では人間はいったい何歳まで寿命を延ばすことができるのでしょうか? 呉 柏林助教授によると、生物の寿命を計算する方法は成長期や性成熟の期間から算出する方法、細胞分裂の周期、細胞組織の変異から算出する方法──などがあり、それぞれ計算してみるとどれも人間の寿命は100歳から170歳の間になります。
170歳というのはちょっと楽観的すぎるかなとも思いますが、120歳ぐらいまでは可能な線ではないでしょうか。
現在ほとんどの人間がそこまで長く生きられずに死ぬのは、事故や病気などが原因です。

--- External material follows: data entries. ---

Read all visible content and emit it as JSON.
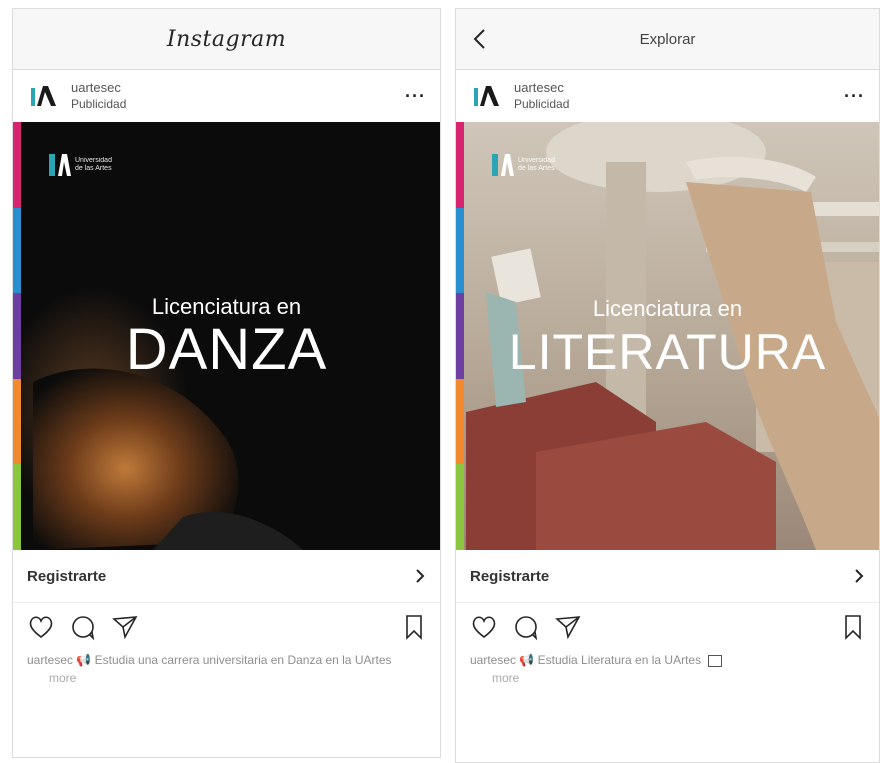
{
  "left": {
    "header_title": "Instagram",
    "username": "uartesec",
    "sponsored": "Publicidad",
    "headline_line1": "Licenciatura en",
    "headline_line2": "DANZA",
    "brand_text_1": "Universidad",
    "brand_text_2": "de las Artes",
    "cta": "Registrarte",
    "caption_user": "uartesec",
    "caption_icon": "megaphone-icon",
    "caption_text": "Estudia una carrera universitaria en Danza en la UArtes",
    "caption_more": "more"
  },
  "right": {
    "header_title": "Explorar",
    "username": "uartesec",
    "sponsored": "Publicidad",
    "headline_line1": "Licenciatura en",
    "headline_line2": "LITERATURA",
    "brand_text_1": "Universidad",
    "brand_text_2": "de las Artes",
    "cta": "Registrarte",
    "caption_user": "uartesec",
    "caption_icon": "megaphone-icon",
    "caption_text": "Estudia Literatura en la UArtes",
    "caption_more": "more"
  },
  "colors": {
    "stripe": [
      "#d6246e",
      "#2a8fce",
      "#6c3fa0",
      "#f18a2e",
      "#8cc63f"
    ],
    "brand_teal": "#2ba5b5",
    "dark_bg": "#0b0b0b"
  }
}
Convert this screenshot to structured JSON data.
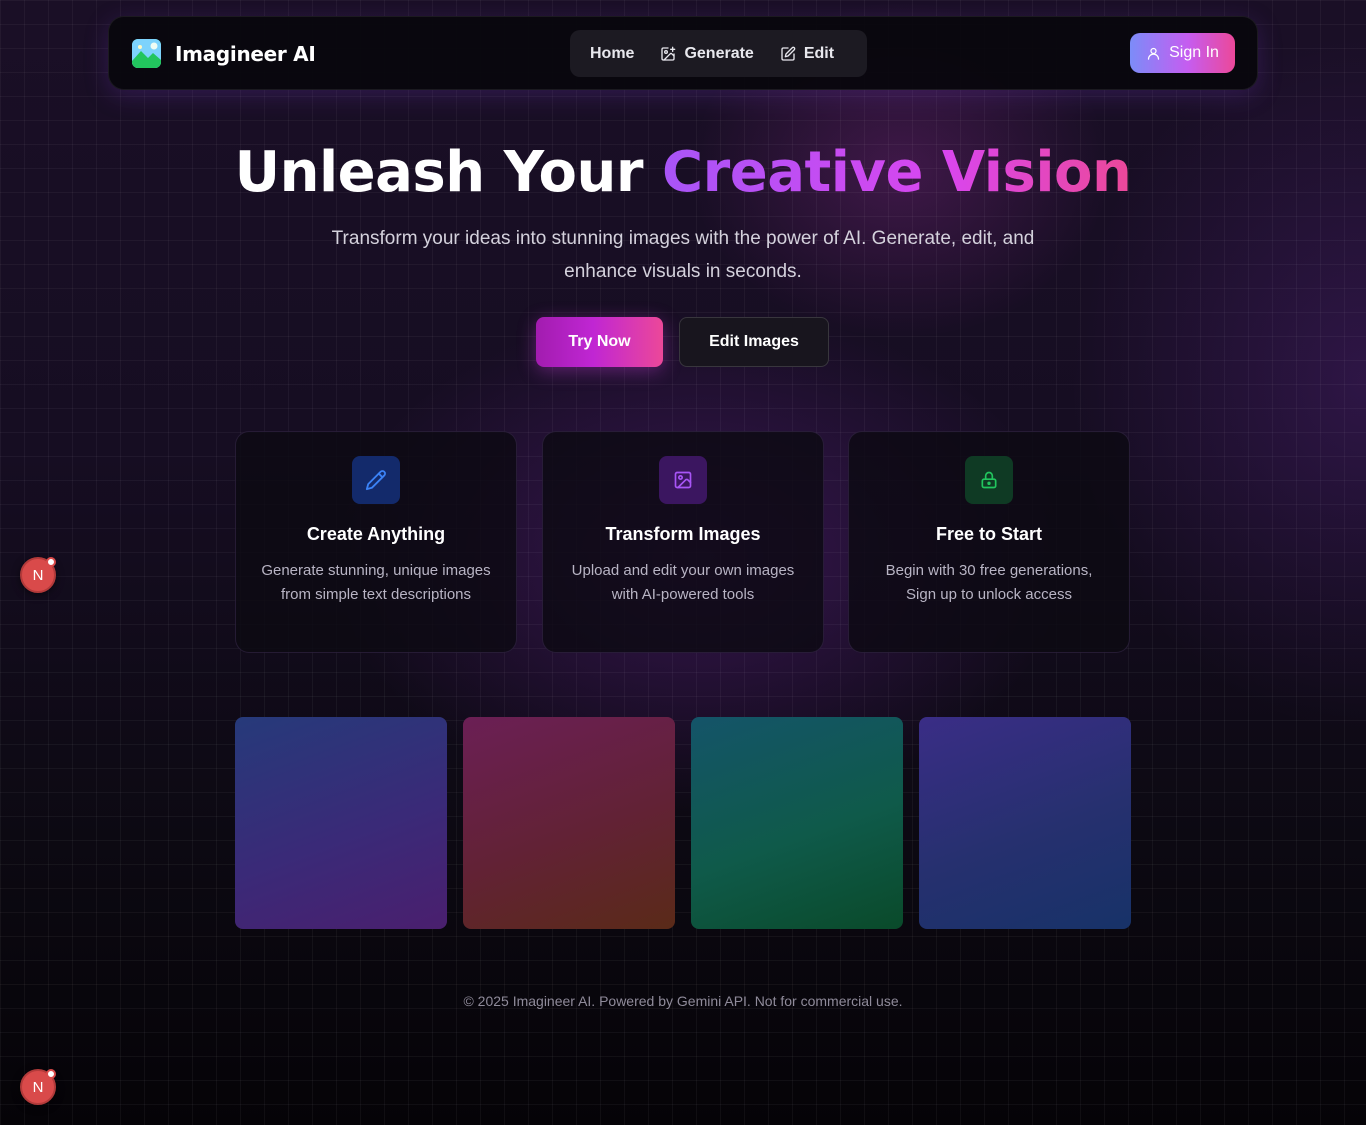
{
  "nav": {
    "brand": "Imagineer AI",
    "links": [
      {
        "label": "Home"
      },
      {
        "label": "Generate"
      },
      {
        "label": "Edit"
      }
    ],
    "signin_label": "Sign In"
  },
  "hero": {
    "title_main": "Unleash Your ",
    "title_accent": "Creative Vision",
    "subtitle": "Transform your ideas into stunning images with the power of AI. Generate, edit, and enhance visuals in seconds.",
    "primary_cta": "Try Now",
    "secondary_cta": "Edit Images"
  },
  "features": [
    {
      "icon": "pencil-icon",
      "title": "Create Anything",
      "description": "Generate stunning, unique images from simple text descriptions",
      "accent": "#3b82f6"
    },
    {
      "icon": "image-icon",
      "title": "Transform Images",
      "description": "Upload and edit your own images with AI-powered tools",
      "accent": "#a855f7"
    },
    {
      "icon": "lock-icon",
      "title": "Free to Start",
      "description": "Begin with 30 free generations, Sign up to unlock access",
      "accent": "#22c55e"
    }
  ],
  "footer": {
    "text": "© 2025 Imagineer AI. Powered by Gemini API. Not for commercial use."
  },
  "dev_badges": [
    {
      "label": "N"
    },
    {
      "label": "N"
    }
  ]
}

しかし今後の臓器移植や遺伝子医療の発展によって、平均寿命がより伸びていくことが想像できます。私たちは祖父や祖母の時代よりも長く人生を生きることになるのです。
今後の人間の課題はその長い人生──特に老齢期をどうやって豊かに生活していくかです。
「青い、青い!」
友人のおばあちゃまや私の祖母のように、年をとったらとった時期の幸せや楽しみがあるはずです。私たちはこれからは余命の心配ではなく、健康で幸せに生活することに全力を注がねばなりません。退屈に生きるには人生は長すぎます。
よく女子高生が「高校卒業したらもうおばさん」などと言っていますね。私も大学生になった当時はもう若くないんだなあなんて思ったりもしました。昔の私からすると現在の私はおばさんですが、「失ったものもあるけど、小娘にゃあ分からない楽しい生活送ってんのよ!」と笑って言い返せます。きっと今の私も何十年後かの私に「何を言ってるの。20代のあんたなんかまだまだ青い、青い」と笑われるのでしょう。

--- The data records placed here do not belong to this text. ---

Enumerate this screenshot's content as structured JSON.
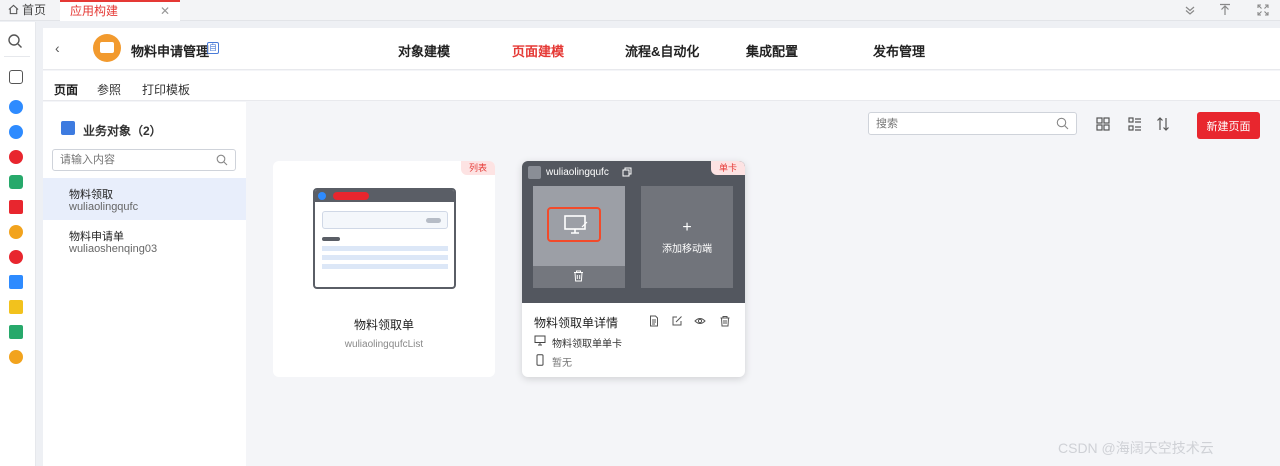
{
  "tabs": {
    "home_label": "首页",
    "app_label": "应用构建",
    "close_glyph": "✕"
  },
  "app": {
    "name": "物料申请管理",
    "badge": "自",
    "back_glyph": "‹"
  },
  "nav": [
    "对象建模",
    "页面建模",
    "流程&自动化",
    "集成配置",
    "发布管理"
  ],
  "nav_active_index": 1,
  "subtabs": [
    "页面",
    "参照",
    "打印模板"
  ],
  "objects": {
    "title": "业务对象（2）",
    "search_placeholder": "请输入内容",
    "items": [
      {
        "name": "物料领取",
        "code": "wuliaolingqufc"
      },
      {
        "name": "物料申请单",
        "code": "wuliaoshenqing03"
      }
    ]
  },
  "toolbar": {
    "search_placeholder": "搜索",
    "new_button": "新建页面"
  },
  "cards": {
    "list_card": {
      "tag": "列表",
      "title": "物料领取单",
      "code": "wuliaolingqufcList"
    },
    "detail_card": {
      "tag": "单卡",
      "code": "wuliaolingqufc",
      "add_mobile_plus": "+",
      "add_mobile_label": "添加移动端",
      "title": "物料领取单详情",
      "pc_label": "物料领取单单卡",
      "mobile_label": "暂无"
    }
  },
  "watermark": "CSDN @海阔天空技术云",
  "colors": {
    "accent_red": "#e8262e",
    "blue": "#3d7be0",
    "app_logo": "#f29a2e"
  }
}
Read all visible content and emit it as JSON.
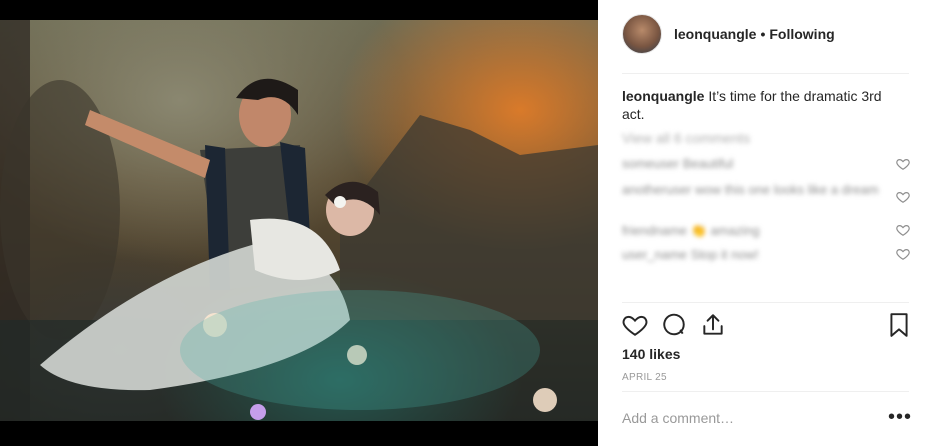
{
  "post": {
    "image_alt": "Stage performance photo",
    "colors": {
      "accent": "#262626",
      "muted": "#8e8e8e",
      "divider": "#efefef"
    }
  },
  "header": {
    "username": "leonquangle",
    "separator": "•",
    "follow_status": "Following"
  },
  "caption": {
    "username": "leonquangle",
    "text": "It’s time for the dramatic 3rd act."
  },
  "comments": {
    "view_all_label": "View all 6 comments",
    "items": [
      {
        "text": "someuser Beautiful"
      },
      {
        "text": "anotheruser wow this one looks like a dream"
      },
      {
        "text": "friendname 👏 amazing"
      },
      {
        "text": "user_name Stop it now!"
      }
    ]
  },
  "actions": {
    "like_icon": "heart-outline",
    "comment_icon": "speech-bubble",
    "share_icon": "share-arrow",
    "save_icon": "bookmark-outline"
  },
  "likes": {
    "label": "140 likes"
  },
  "date": {
    "label": "APRIL 25"
  },
  "add_comment": {
    "placeholder": "Add a comment…",
    "more_label": "•••"
  }
}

とりあえず私は孫ができたら、みんなの前で褒めちぎって孫を赤面させたいものだと思っています。
参考文献
『ヒトは150歳まで生きられる 人体革命の世紀を迎えて』呉 柏林
遺伝子研究を老化の視点で解説しています。難しそうですが中学生でも読みこなせるような分かり易い文章で、遺伝子研究の歴史からクローンや遺伝子治療など最新の科学までが書かれています。150年も生きられたら何しようかな??

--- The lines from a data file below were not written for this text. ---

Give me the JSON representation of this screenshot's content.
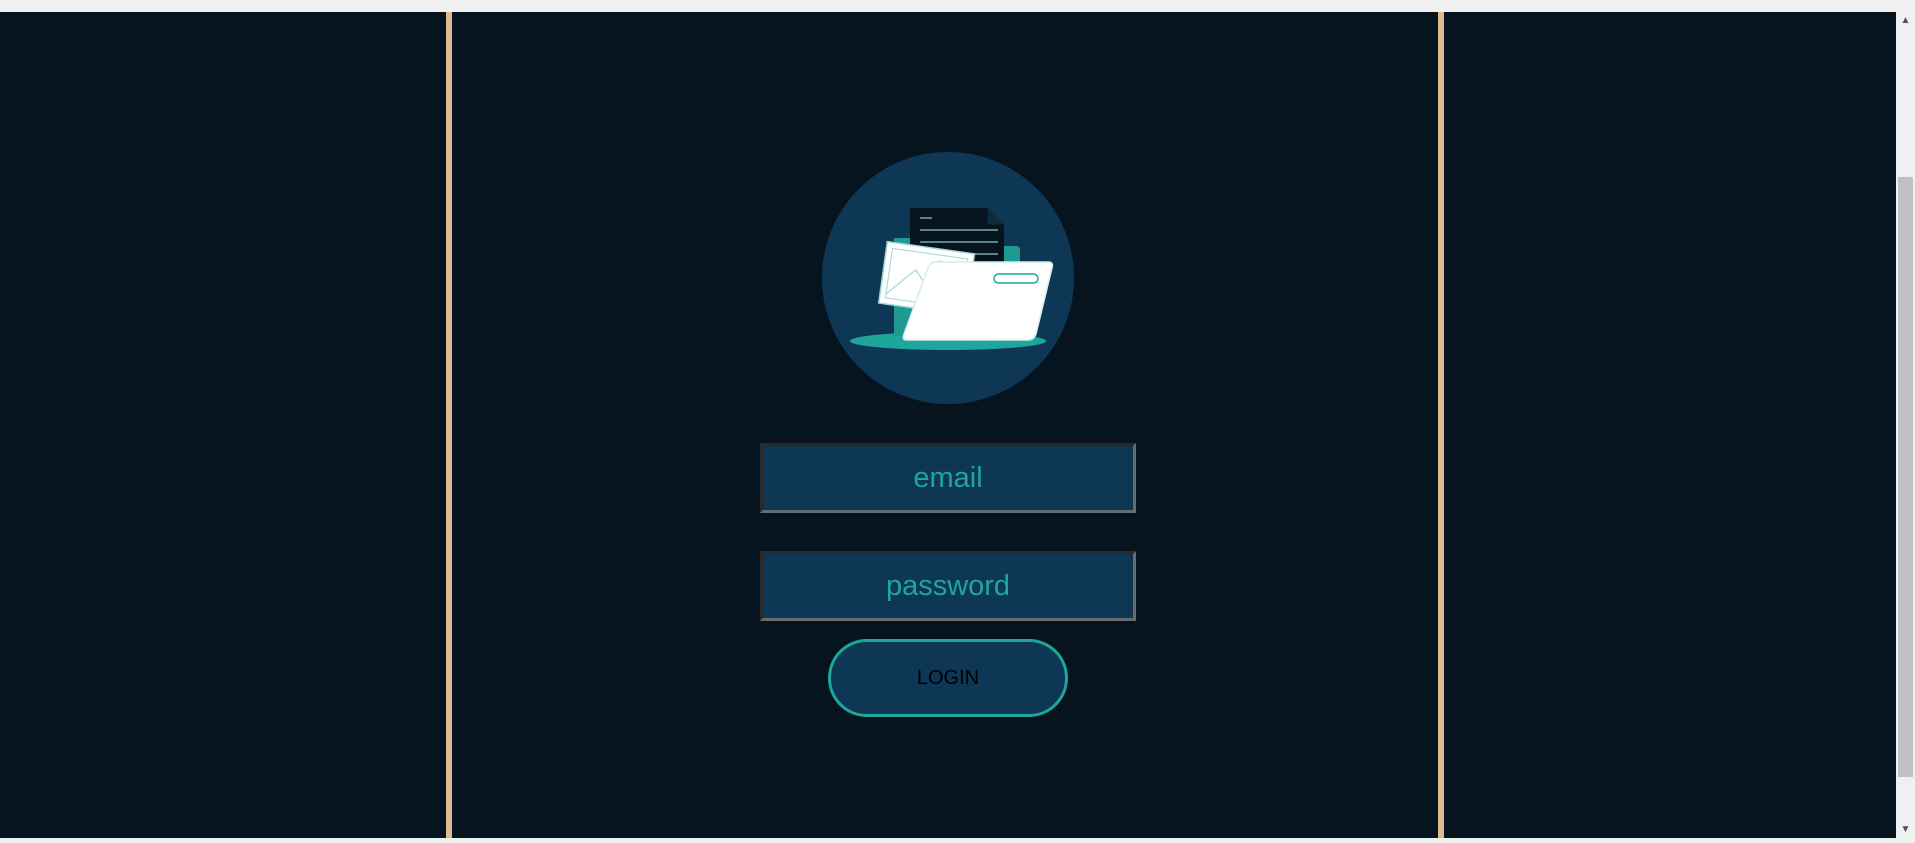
{
  "login_form": {
    "email_placeholder": "email",
    "password_placeholder": "password",
    "login_label": "LOGIN"
  },
  "logo": {
    "icon": "folder-documents-icon"
  },
  "scrollbar": {
    "up_arrow": "▲",
    "down_arrow": "▼"
  },
  "colors": {
    "background": "#061420",
    "panel_border": "#dfb98f",
    "field_background": "#0e3756",
    "accent": "#1fa69a",
    "logo_circle": "#0e3756"
  }
}
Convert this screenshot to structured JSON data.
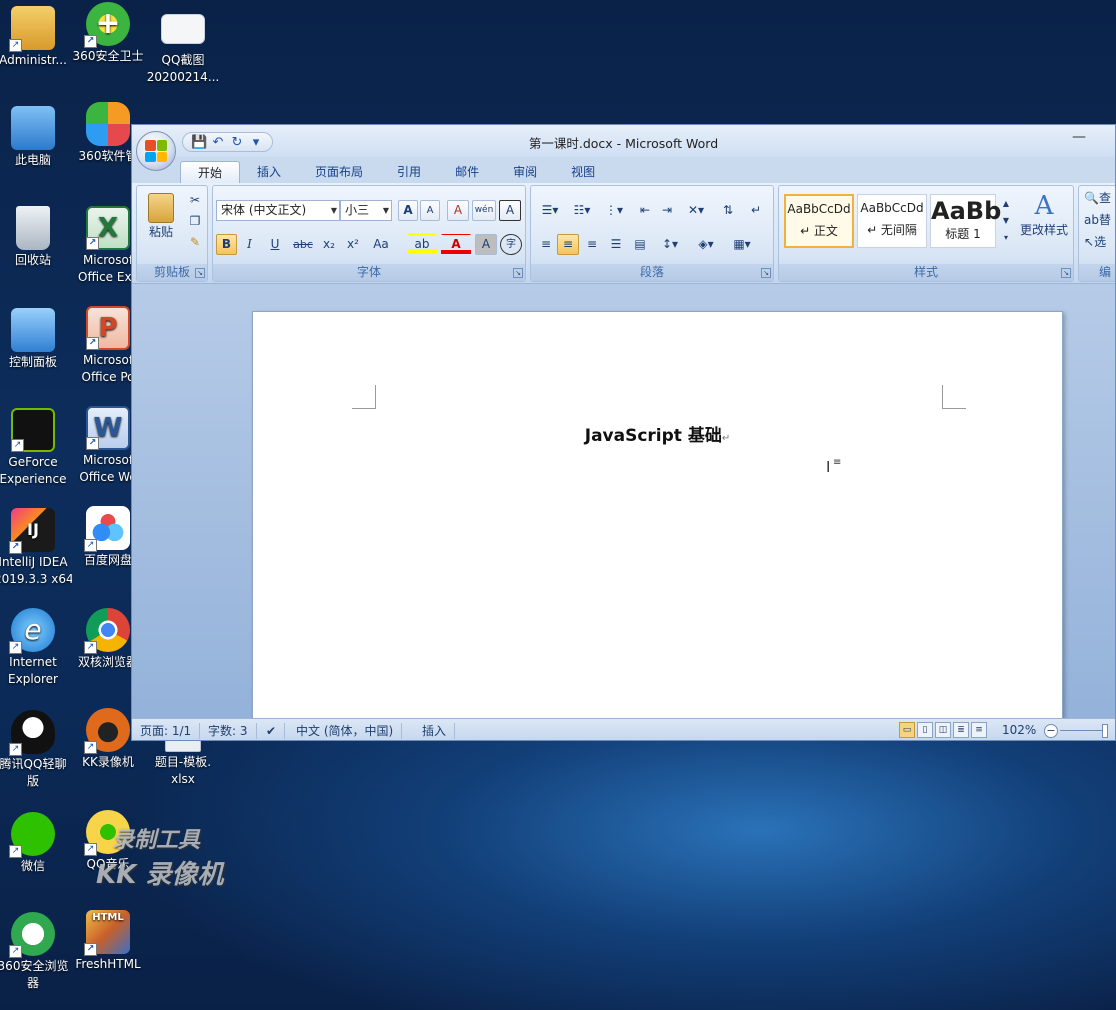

このブログは2001年07月23日開設のサイト「幻想画廊」を2019年にWordpressで移築したものです。この記事は21年前の、2002年07月23日(火)に書かれました。文章の内容を変えずにそのまま転載してあります。リンク切れなど不備もありますが、どうぞご了承くださいませ。